Robert MacNeill Chipley died on August 31st, 2021, at Kirkland Crossings Assisted Living in Pewaukee, Wisconsin, where he had resided since 2018. He was 81 years old.
Robert was a man of many interests, talents, and pursuits. A scientist and conservationist by profession, he was a lifelong birder who wrote novels in his spare time and loved listening to classical music and opera. He was also a coin collector, a student of American and European history, and spoke both German and Spanish. He traveled frequently to Europe, Latin America, and the Caribbean and had a particular fondness for the city of Berlin, Germany.
To his friends and family, he was known as a witty conversationalist and font of knowledge who possessed the ability to recall obscure historical facts and instantly identify almost any piece of classical music by ear.
Most of all, he will be remembered as a loving father, brother, husband, and loyal friend.
Robert was born in Cincinnati, Ohio on November 20th, 1939, to Julie MacNeill (née Washburn) and Stephen Fox MacNeill. His father died in the Battle of Saipan in 1944. When Robert was 8 years old, Julie married a young Navy veteran named George W. Chipley, who raised Robert as his own. Robert took George’s last name and was soon joined by three sisters: Ann, Joan, and Louise.
Robert graduated from Whitefish Bay High School in Milwaukee in 1957 and received a degree in English Literature from Yale University, in New Haven, Connecticut, in 1961. Post-college, he began basic training with the US Army in Fort Gordon, Georgia. While purported to be a decent shot, his essentially sensitive and gentle nature did not mesh well with the military and he received an honorable discharge in 1962.
After relocating to New York City, he worked in the publishing industry and resided briefly at the famous Chelsea Hotel. On a trip to Europe, he chatted up a pretty, tall blonde named Elizabeth Schoonover at a train station in Toledo, Spain. They exchanged phone numbers, and when Robert returned to the US more than a year later, he called her up. Known as “Betsy,” she was a graduate of Penn State and Columbia Teachers College who taught ESL at the New School University. They married in 1967.
In the late 60s, Robert pivoted to another lifelong interest: birds and nature, beginning a Ph.D. program in ecology at Cornell University. He and Betsy moved to Ithaca, New York, where their daughter, Abigail was born in 1971. Two months later, the family relocated to Popayán, Columbia, ignoring warnings from well-meaning friends and relatives that their baby would surely perish. There, Robert spent a year and a half completing the field research for his dissertation on the effect of migrant warblers on resident bird species. With their child fully intact, they returned to Ithaca where Robert received his Ph.D. in ecology in 1974.
In 1975, the couple moved to the Washington DC area, where they would spend the next 40 years. Their daughter, Laura, was born in 1976. Soon after, they purchased a modest house in Vienna, Virginia.

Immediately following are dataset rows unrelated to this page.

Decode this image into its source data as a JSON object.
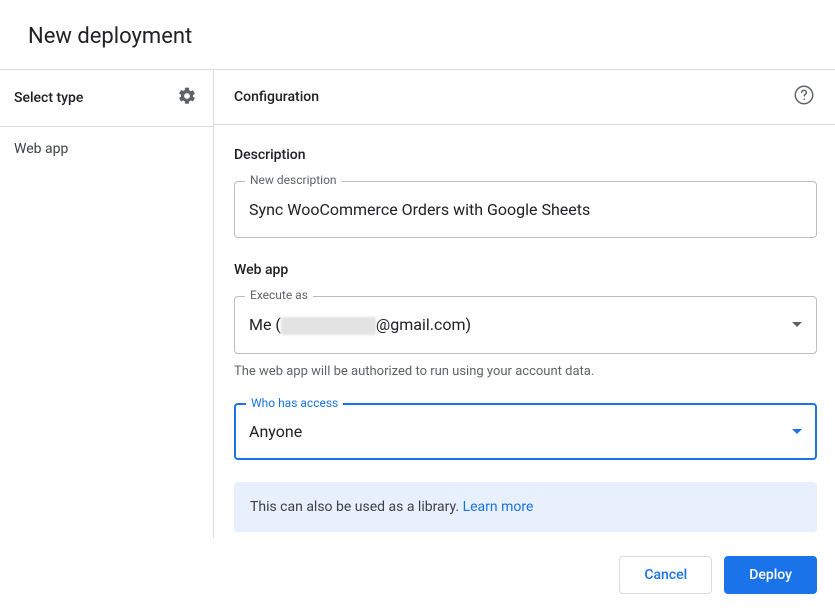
{
  "header": {
    "title": "New deployment"
  },
  "sidebar": {
    "title": "Select type",
    "items": [
      {
        "label": "Web app"
      }
    ]
  },
  "content": {
    "title": "Configuration",
    "description": {
      "heading": "Description",
      "legend": "New description",
      "value": "Sync WooCommerce Orders with Google Sheets"
    },
    "webapp": {
      "heading": "Web app",
      "execute_as": {
        "legend": "Execute as",
        "value_prefix": "Me (",
        "value_suffix": "@gmail.com)",
        "helper": "The web app will be authorized to run using your account data."
      },
      "access": {
        "legend": "Who has access",
        "value": "Anyone"
      }
    },
    "info": {
      "text": "This can also be used as a library. ",
      "link": "Learn more"
    }
  },
  "footer": {
    "cancel": "Cancel",
    "deploy": "Deploy"
  }
}
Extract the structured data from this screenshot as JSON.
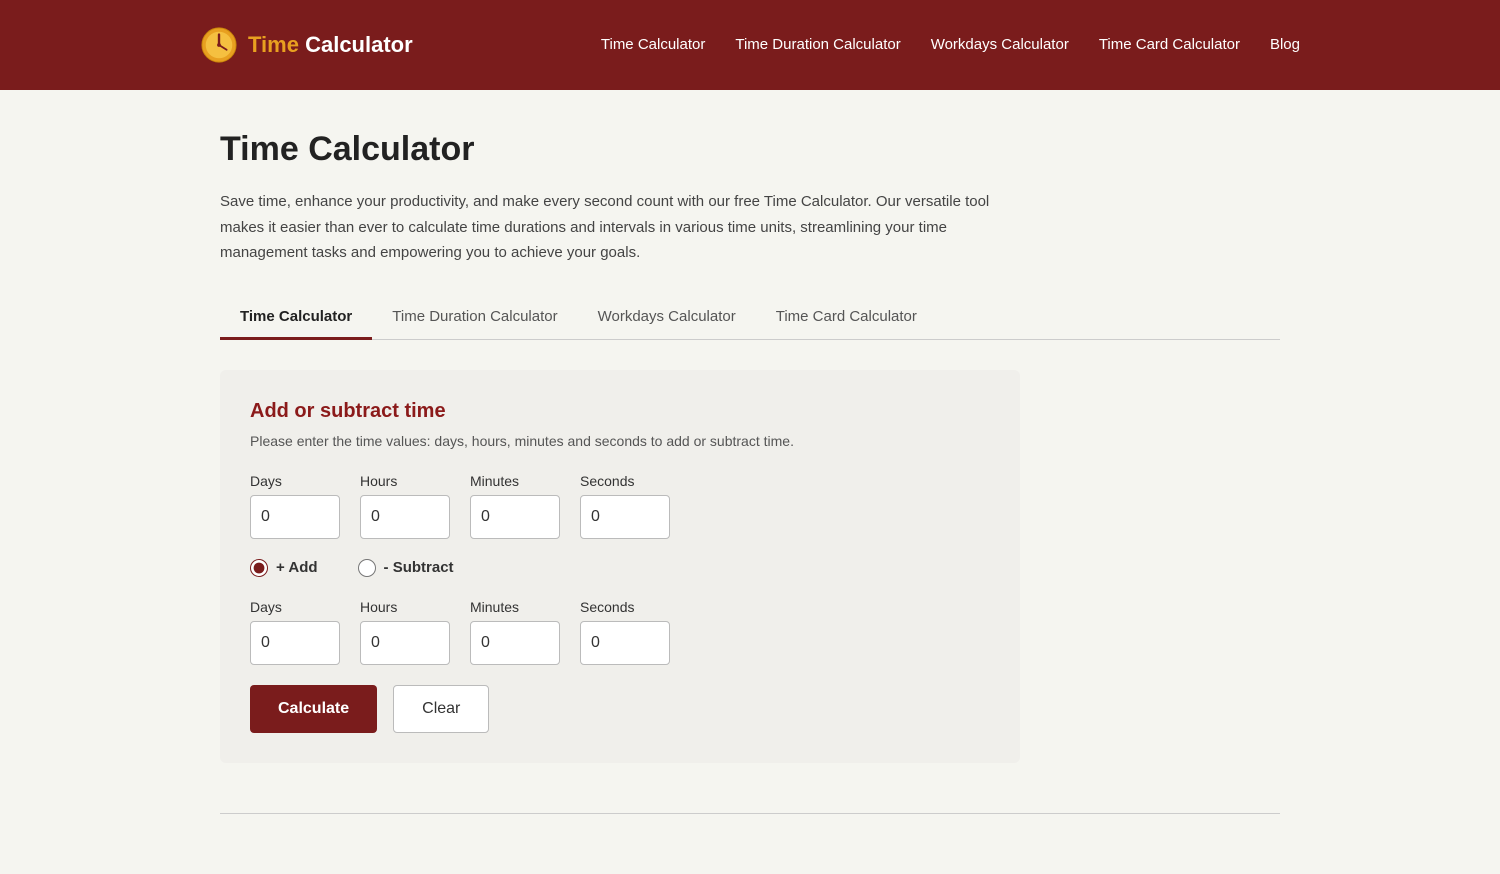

Robert worked for more than 20 years at the Nature Conservancy, an environmental nonprofit, where he was the Director of the Heritage Program. Subsequently, he accepted a position with the American Bird Conservancy, where he was the Director of the US Important Bird Area Program. While on staff, he co-authored the book, The American Bird Conservancy Guide to the 500 Most Important Bird Areas in the United States (2013). During his working years, he was known to his many friends by the nickname “Chip,” and is remembered for the bird walks he led during lunchtime forays to Roosevelt Island.
Outside of work, Robert spent many happy hours birding around the Washington, DC area. He also regularly spent time in the summers hiking and birding on the farm of his in-laws, in the Allegheny Mountains of West Virginia.
An affectionate and loving father, though an inveterate joker and tease, Robert treated his daughters in much the same way as he had his younger sisters. From childhood through adulthood, his chief interest seemed to be in the details of their lives: He knew the names of all their high school and college friends, took note of every book read or movie watched, and in later years, followed his grandchildren’s lives just as closely. After his daughters left home, he called one or both of them almost daily to find out what they were up to. He was the proudest and most loving of fathers.
After he retired in 2009, he and his wife continued to reside at their house in Vienna. In 2011, Robert was diagnosed with a lesser-known neurological disorder, called normal pressure hydrocephalus, or NPH, which sadly impacted his ability to fully enjoy the later years of his life.
After Elizabeth’s death in 2017, Robert relocated to be near his sister in Waukesha, Wisconsin, moving into an assisted living residence nearby in 2018.
Robert is survived by his two daughters, Abigail Chipley, of Portland Oregon, and Laura Chipley, of New York, New York; his four grandchildren, Willa, Silas, Sylvie, and Tula; and three sisters, Ann Playe, of Palm Coast, FL, Joan Hart, of Waukesha, WI, and Louise Slavicek, of Charleston South Carolina.